With Salomé (2019), composed for pianist Vicky Chow and performed at John Zorn’s The Stone, NYC, Tinnemans returns to her piano roots, followed by Seven Sisters (2021), which has been performed widely internationally. Inspired by mythical legends, these works are a commentary on the lack of identity these famous women are given. In Point. Line. Plane. And JoJo (the Cat) (2025), for piano, Kandinsky’s cat (who has been given a false name for confidentiality reasons) is proving how theory and practice don’t align, performed by Fidan Aghayeva-Edler during her 24-hour Komponistinnen Piano Marathon in 2025. Tinnemans’ most recent works for piano, a considerable set of thirteen pieces inspired by the artwork of Bridget Riley, is simply called Riley (2026) and is awaiting release.

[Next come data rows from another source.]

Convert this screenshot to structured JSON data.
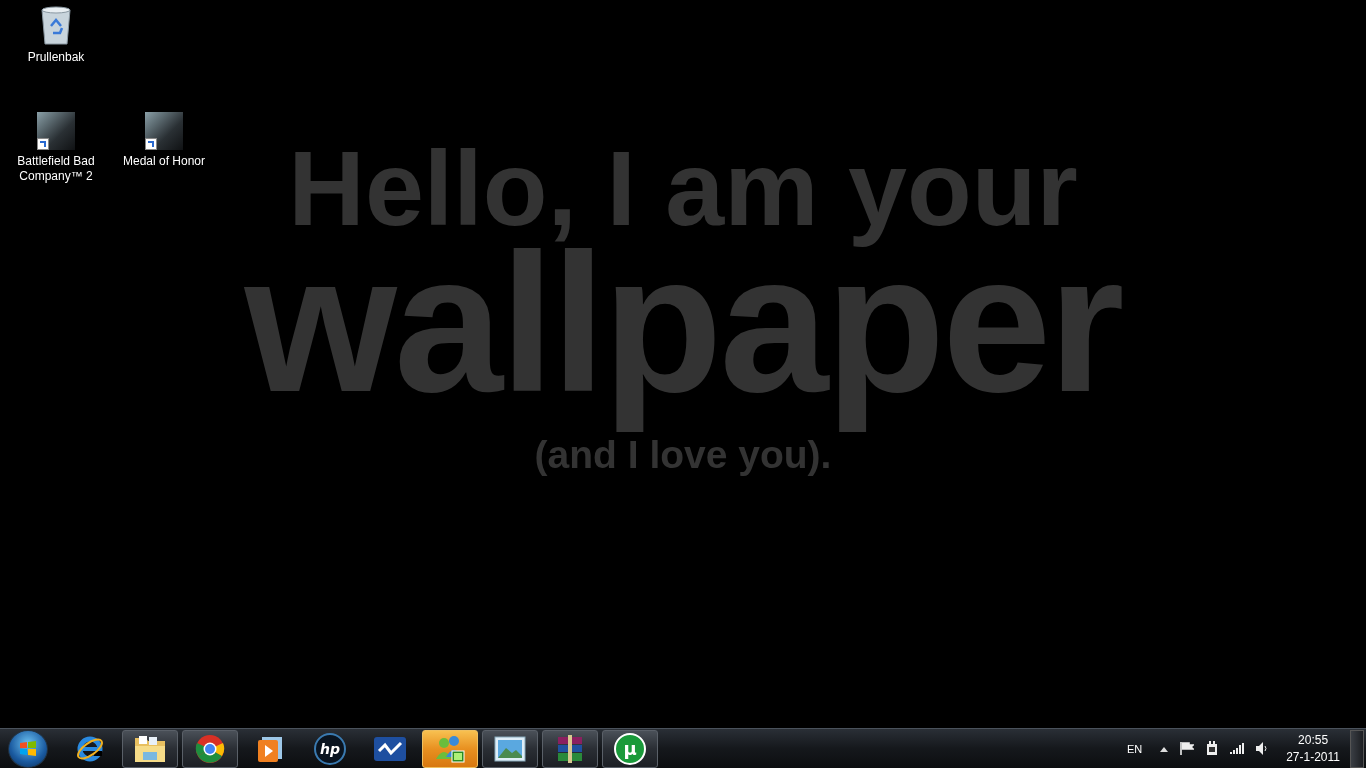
{
  "wallpaper": {
    "lines": [
      {
        "kind": "top",
        "text": "Hello, I am your"
      },
      {
        "kind": "big",
        "text": "wallpaper"
      },
      {
        "kind": "small",
        "text": "(and I love you)."
      }
    ]
  },
  "desktop_icons": [
    {
      "kind": "bin",
      "label": "Prullenbak"
    },
    {
      "kind": "game",
      "label": "Battlefield Bad Company™ 2"
    },
    {
      "kind": "game",
      "label": "Medal of Honor"
    }
  ],
  "taskbar": {
    "items": [
      {
        "kind": "ie",
        "running": false,
        "flashing": false
      },
      {
        "kind": "folder",
        "running": true,
        "flashing": false
      },
      {
        "kind": "chrome",
        "running": true,
        "flashing": false
      },
      {
        "kind": "player",
        "running": false,
        "flashing": false
      },
      {
        "kind": "hp",
        "label": "hp",
        "running": false,
        "flashing": false
      },
      {
        "kind": "chart",
        "running": false,
        "flashing": false
      },
      {
        "kind": "messenger",
        "running": true,
        "flashing": true
      },
      {
        "kind": "photo",
        "running": true,
        "flashing": false
      },
      {
        "kind": "archive",
        "running": true,
        "flashing": false
      },
      {
        "kind": "torrent",
        "label": "µ",
        "running": true,
        "flashing": false
      }
    ],
    "language": "EN",
    "clock": {
      "time": "20:55",
      "date": "27-1-2011"
    }
  }
}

In 2020 her first album Five Thoughts On Everything was released on the New York-based label Bright Shiny Things and widely reviewed and broadcast, recommended as ‘a disc to die for’ by The Whole Note. The Vaughan Williams Foundation and The Hinrichsen Foundation supported Tinnemans with Vanitas (2023) for string quartet, performed by the Frankland Quartet and released under the same name, which was reviewed with a ‘recommend listen’ in Prospect Magazine #73. Earlier this year Tinnemans’ released Electronic Diary I (2005-2015) and Rot, Gelb, Blau (2015) with Paris-based label Modulisme, which is a compilation album of previously unreleased electronic works. The seven short piano pieces of Seven Sisters (2021) have seen multiple performances in Europe and the US by Fidan Aghayeva-Edler and are now on her Elements & Jasmine Petals double album, released by Salomé Records in early 2026.